Sorcières à Noirlac en matinale

Publié le par nous-en-boischaut-sud

Salle comble pour cette première matinale de Noirlac consacrée à « La fabrique des sorcières et des sorciers » ; parce que nous sommes dans le Berry ? Maxime Gelly Perbellini nous détrompera : il y eu beaucoup moins de procès en sorcellerie dans le Berry que dans le Bourbonnais ou l’Anjou par exemple !

Mais cette matinale va être longue, alors commençons par un petit café avec viennoiserie !

Sorcières  à Noirlac en matinale

Pour cette conférence sur la sorcellerie, mettons les choses au point avec Maxime Gelly Perbellini, historien, doctorant à l’EHESS.
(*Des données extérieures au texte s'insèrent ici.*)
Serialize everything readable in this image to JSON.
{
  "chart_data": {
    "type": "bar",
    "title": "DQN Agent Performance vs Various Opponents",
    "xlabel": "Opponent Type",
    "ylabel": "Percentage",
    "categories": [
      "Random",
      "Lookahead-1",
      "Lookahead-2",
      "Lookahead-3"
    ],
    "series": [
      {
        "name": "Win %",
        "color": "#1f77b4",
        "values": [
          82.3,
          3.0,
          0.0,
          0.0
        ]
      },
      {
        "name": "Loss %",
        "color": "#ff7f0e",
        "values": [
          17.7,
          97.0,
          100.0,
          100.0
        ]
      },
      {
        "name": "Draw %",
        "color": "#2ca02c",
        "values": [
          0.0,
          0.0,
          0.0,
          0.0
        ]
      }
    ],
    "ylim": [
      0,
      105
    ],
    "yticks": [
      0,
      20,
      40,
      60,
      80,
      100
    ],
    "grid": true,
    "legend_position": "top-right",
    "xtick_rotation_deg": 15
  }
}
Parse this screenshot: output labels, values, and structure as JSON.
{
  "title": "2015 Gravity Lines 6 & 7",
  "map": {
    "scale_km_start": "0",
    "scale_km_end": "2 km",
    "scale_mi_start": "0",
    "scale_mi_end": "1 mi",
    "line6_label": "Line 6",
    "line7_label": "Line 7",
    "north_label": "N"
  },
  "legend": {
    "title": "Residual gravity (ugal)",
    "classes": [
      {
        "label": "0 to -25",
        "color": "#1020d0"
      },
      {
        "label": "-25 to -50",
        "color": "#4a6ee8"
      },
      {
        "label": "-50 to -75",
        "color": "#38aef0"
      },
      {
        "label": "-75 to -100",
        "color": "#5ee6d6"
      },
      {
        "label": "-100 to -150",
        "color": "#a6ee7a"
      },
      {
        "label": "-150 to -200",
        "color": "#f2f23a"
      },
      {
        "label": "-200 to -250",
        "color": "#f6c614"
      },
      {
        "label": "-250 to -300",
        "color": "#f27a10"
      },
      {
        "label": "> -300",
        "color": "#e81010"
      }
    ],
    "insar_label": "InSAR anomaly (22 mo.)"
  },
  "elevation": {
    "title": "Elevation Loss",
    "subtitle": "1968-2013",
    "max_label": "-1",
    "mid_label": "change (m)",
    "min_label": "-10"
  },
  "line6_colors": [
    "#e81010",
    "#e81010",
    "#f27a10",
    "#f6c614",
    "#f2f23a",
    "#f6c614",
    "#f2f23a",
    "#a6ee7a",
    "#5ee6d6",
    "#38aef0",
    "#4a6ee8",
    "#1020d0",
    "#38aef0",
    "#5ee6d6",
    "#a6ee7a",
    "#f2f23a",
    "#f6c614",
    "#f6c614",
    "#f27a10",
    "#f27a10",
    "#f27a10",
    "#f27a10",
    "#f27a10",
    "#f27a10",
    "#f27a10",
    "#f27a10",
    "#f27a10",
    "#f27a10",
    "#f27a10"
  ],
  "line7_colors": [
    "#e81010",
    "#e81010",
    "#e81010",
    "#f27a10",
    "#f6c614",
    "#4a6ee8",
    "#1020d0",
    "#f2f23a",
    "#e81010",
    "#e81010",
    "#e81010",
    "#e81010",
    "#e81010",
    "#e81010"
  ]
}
Sorcières  à Noirlac en matinale

Les pratiques magiques ont existé de tout temps et elles sont particulièrement bien documentées à l’époque antique[1]. Au 7ème siècle, Isidore de Séville distingue maléfices et sortilèges mais attribue les deux au diable. C’est donc une affaire religieuse. L’Eglise s’en empare et aux 10ème – 11ème siècles, entre dans le droit canon que la sorcellerie doit être éradiquée, mais ce n’est pas pour cela qu’elle prône la condamnation à mort des sorciers, il s’agit plutôt de les remettre dans le droit chemin. Au milieu du 13ème siècle, l’Eglise se dote d’un arsenal juridique répressif mais l’usage en restera limité pendant tout le 14ème siècle.

 

[1] le musée de Châteaumeillant en possède quelques preuves 

Puis apparait dans l’imaginaire collectif que la sorcellerie peut nuire réellement à autrui. Elle devient donc, en tant que telle, un crime et relève de la justice laïque. Le sorcier peut être puni de mort.

Les procès en sorcellerie commencent en Suisse puis se répandent dans toute l’Europe avec un pic au 16ème siècle, jusqu’en 1682 où un arrêté de Louis XIV décriminalise la sorcellerie. On estime à 75000 le nombre de procès en sorcellerie, ils feront entre 30000 et 50000 victimes.

La chasse aux sorciers et sorcières ne concerne pas uniquement les tribunaux ecclésiastiques mais également les tribunaux civils. Souvent l’Inquisition instruit les procès mais donne le pouvoir aux laïcs pour la mise à mort.

A partir de 1420, l’accusation de sorcellerie repose sur des caractères stéréotypés autour de quatre fondamentaux : vol nocturne, pacte avec le diable, sabbat, maléfices.

Avant le 16ème siècle il se trouve globalement autant d’hommes que de femmes accusés de sorcellerie, avec des différences selon les lieux et les époques, mais après le 16ème siècle les personnes accusées de sorcellerie sont essentiellement des femmes. A cette époque, il devient évident dans l’imaginaire collectif, que les femmes sont crédules et des proies faciles pour le démon, elles sont impressionnables et excessives elles sont bavardes et leur foi est plus faible, l’étymologie de « femme » ne serait-elle pas « foi, mineure » ? !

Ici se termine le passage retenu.